Swift’s essay dates to 1722 and was so popular that it went through 13 editions
by 1727. The subject has, um, produced a number of kids’ books in our own time,
notably the Walter the Farting Dog
series, whose first entry dates to 2001 and sold nearly a million and a half
copies in 10 years – and was translated into multiple languages, including, in
2004, Latin (Canis Inflatus, a
particularly, err, euphonious title). So the new series by Seamus Pilger,
illustrated by Stephen Gilpin, has a certain amount of history, aahhh, behind
it. No one outside the target age range of 6-10 is likely to mistake Fart Squad for literature, and at least
some readers in the target age range
will likely, hmmmm, turn up their noses at its unremitting silliness and
obviousness. Others, though, will surely find it funny. The story is a typical
sort-of-superhero one, involving four kids at Harry Buttz Elementary School
(get it?) who eat some particularly noxious burritos that have been reheated so
many times that they have become radioactive – causing very peculiar gas
emissions from the four: one gets explosive power, one is able to fly, one has
an extreme version of the silent-but-deadly gas expulsion, and one ends up with
a timer of sorts (the effects of what comes out are delayed). Naturally, the
four need someone to show them the, shall we say, ropes, and that someone is
the school janitor, Stan, who is accustomed to dealing with smells and declares
himself not their sensei but their scent-sei.
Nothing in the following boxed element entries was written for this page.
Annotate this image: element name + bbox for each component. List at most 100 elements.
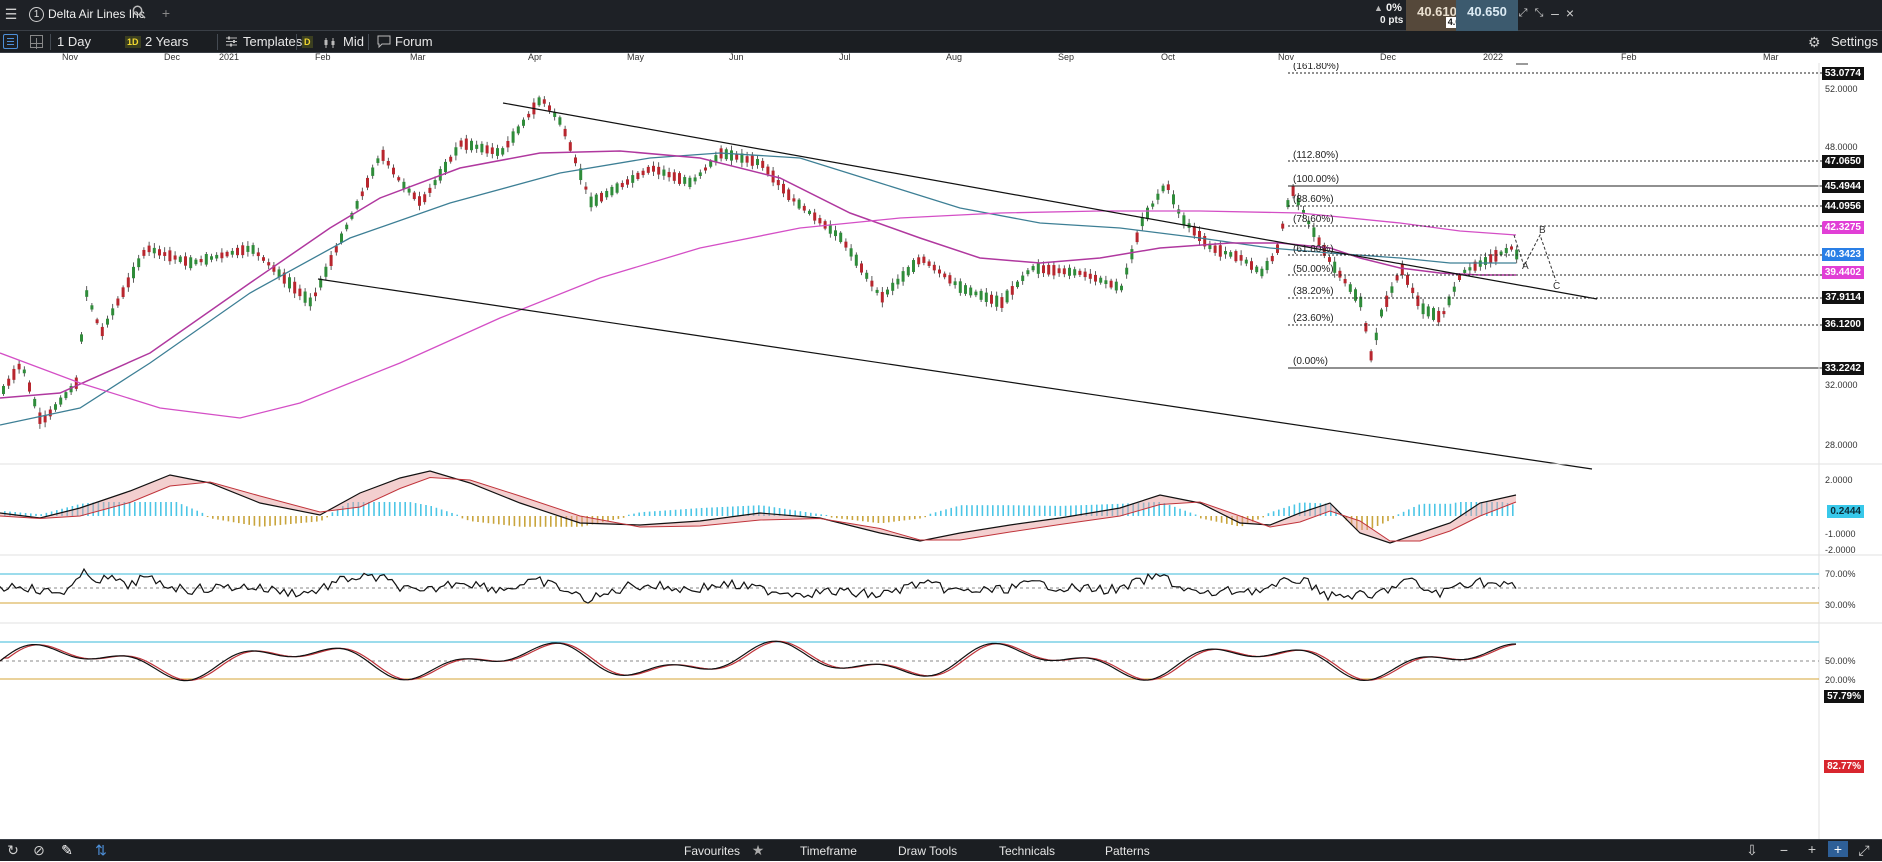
- candle-body: [917, 257, 921, 265]
- macd-histogram-bar: [914, 516, 916, 520]
- plus-icon[interactable]: +: [161, 5, 171, 21]
- time-axis-label: Jun: [729, 52, 744, 62]
- settings-button[interactable]: Settings: [1831, 34, 1878, 49]
- fibonacci-retracement[interactable]: [1288, 72, 1822, 369]
- interval-select[interactable]: 1 Day: [57, 34, 91, 49]
- toolbar-divider: [296, 34, 297, 50]
- patterns-button[interactable]: Patterns: [1105, 844, 1150, 858]
- time-axis-label: Dec: [164, 52, 181, 62]
- fib-level-label: (61.80%): [1293, 244, 1334, 255]
- candle-body: [1104, 280, 1108, 285]
- candle-body: [1395, 275, 1399, 281]
- layout-grid-icon[interactable]: [30, 35, 43, 49]
- refresh-icon[interactable]: ↻: [7, 842, 19, 858]
- pencil-icon[interactable]: ✎: [61, 842, 73, 858]
- candle-body: [496, 148, 499, 156]
- time-axis-label: Dec: [1380, 52, 1397, 62]
- candle-body: [1265, 260, 1269, 271]
- candle-body: [558, 117, 562, 125]
- candle-body: [1411, 287, 1415, 294]
- fib-level-label: (161.80%): [1293, 63, 1339, 72]
- channel-upper-trendline[interactable]: [502, 102, 1598, 300]
- collapse-icon[interactable]: ⤡: [1534, 7, 1544, 19]
- minimize-icon[interactable]: –: [1551, 5, 1559, 21]
- macd-histogram-bar: [680, 509, 682, 516]
- wave-label: B: [1539, 225, 1546, 236]
- macd-histogram-bar: [763, 505, 765, 516]
- draw-tools-button[interactable]: Draw Tools: [898, 844, 958, 858]
- candle-body: [1083, 271, 1087, 278]
- magnet-icon[interactable]: ⇅: [95, 842, 107, 858]
- candle-body: [1421, 303, 1425, 315]
- candle-body: [1416, 295, 1420, 306]
- macd-histogram-bar: [310, 516, 313, 523]
- macd-histogram-bar: [180, 504, 183, 516]
- price-type-select[interactable]: Mid: [343, 34, 364, 49]
- candle-body: [152, 247, 156, 254]
- no-entry-icon[interactable]: ⊘: [33, 842, 45, 858]
- save-chart-icon[interactable]: ⇩: [1746, 842, 1758, 858]
- macd-histogram-bar: [108, 502, 110, 516]
- candle-body: [163, 252, 167, 256]
- candle-body: [1338, 270, 1342, 278]
- current-date-marker-icon[interactable]: [1516, 63, 1528, 65]
- macd-histogram-bar: [607, 516, 609, 522]
- fullscreen-icon[interactable]: ⤢: [1858, 842, 1870, 858]
- candle-body: [979, 290, 983, 300]
- hamburger-icon[interactable]: ☰: [4, 6, 18, 22]
- candle-body: [74, 377, 78, 389]
- price-tag-fib-88: 44.0956: [1821, 200, 1864, 213]
- price-tag-fib-100: 45.4944: [1821, 180, 1864, 193]
- macd-histogram-bar: [633, 513, 635, 516]
- crosshair-icon[interactable]: +: [1828, 841, 1848, 857]
- candle-body: [54, 404, 57, 410]
- period-select[interactable]: 2 Years: [145, 34, 189, 49]
- favourites-button[interactable]: Favourites: [684, 844, 741, 858]
- close-icon[interactable]: ×: [1565, 5, 1575, 21]
- macd-histogram-bar: [1090, 504, 1093, 516]
- macd-histogram-bar: [804, 511, 807, 516]
- macd-histogram-bar: [451, 512, 453, 516]
- layout-list-icon[interactable]: [3, 34, 18, 49]
- macd-histogram-bar: [732, 506, 734, 516]
- star-icon[interactable]: ★: [751, 842, 765, 858]
- candle-body: [428, 187, 432, 193]
- macd-histogram-bar: [570, 516, 573, 527]
- macd-histogram-bar: [1033, 505, 1036, 516]
- candle-body: [527, 113, 531, 118]
- macd-histogram-bar: [1449, 503, 1452, 516]
- search-icon[interactable]: [131, 5, 147, 22]
- zoom-in-icon[interactable]: +: [1807, 841, 1817, 857]
- candle-body: [1328, 257, 1331, 262]
- templates-icon[interactable]: [225, 35, 238, 53]
- buy-price-button[interactable]: 40.650: [1456, 0, 1518, 31]
- expand-icon[interactable]: ⤢: [1518, 7, 1528, 19]
- candle-body: [563, 128, 567, 137]
- stochastic-k-line: [0, 640, 1517, 682]
- macd-histogram-bar: [638, 512, 640, 516]
- candle-body: [1458, 275, 1461, 280]
- macd-histogram-bar: [1293, 504, 1296, 516]
- candle-body: [574, 157, 577, 164]
- price-chart[interactable]: (161.80%) (112.80%) (100.00%) (88.60%) (…: [0, 63, 1882, 839]
- technicals-button[interactable]: Technicals: [999, 844, 1056, 858]
- settings-icon[interactable]: ⚙: [1808, 34, 1821, 50]
- templates-button[interactable]: Templates: [243, 34, 303, 49]
- price-type-badge: D: [302, 36, 313, 48]
- macd-histogram-bar: [300, 516, 302, 524]
- candle-body: [1484, 257, 1487, 265]
- channel-lower-trendline[interactable]: [317, 278, 1593, 470]
- instrument-name[interactable]: Delta Air Lines Inc: [48, 7, 145, 21]
- forum-button[interactable]: Forum: [395, 34, 433, 49]
- candle-body: [589, 196, 593, 208]
- macd-histogram-bar: [362, 502, 365, 516]
- candle-body: [1078, 270, 1082, 275]
- macd-histogram-bar: [758, 505, 760, 516]
- forum-icon[interactable]: [377, 35, 391, 53]
- timeframe-button[interactable]: Timeframe: [800, 844, 857, 858]
- zoom-out-icon[interactable]: −: [1779, 842, 1789, 858]
- price-tag-fib-38: 37.9114: [1822, 291, 1864, 304]
- candle-body: [735, 153, 739, 160]
- candle-body: [1031, 266, 1035, 271]
- wave-projection[interactable]: B A C: [1513, 225, 1560, 292]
The rest of the plot in this
opening, um, salvo involves “the Golden Scratcher, a magical golden butt
scratcher” buried beneath the school and about to be dug up by some of the
usual nefarious-bully types. It is probably safest to declare Fart Squad #1 a (+++) book for those of
a particularly odoriferous persuasion, and to let it go at that. Parents whose
kids insist that they really, really want to read this book and all its
inevitable successors would likely do best just to hold their noses and give
in, saving themselves both headaches and upset stomachs.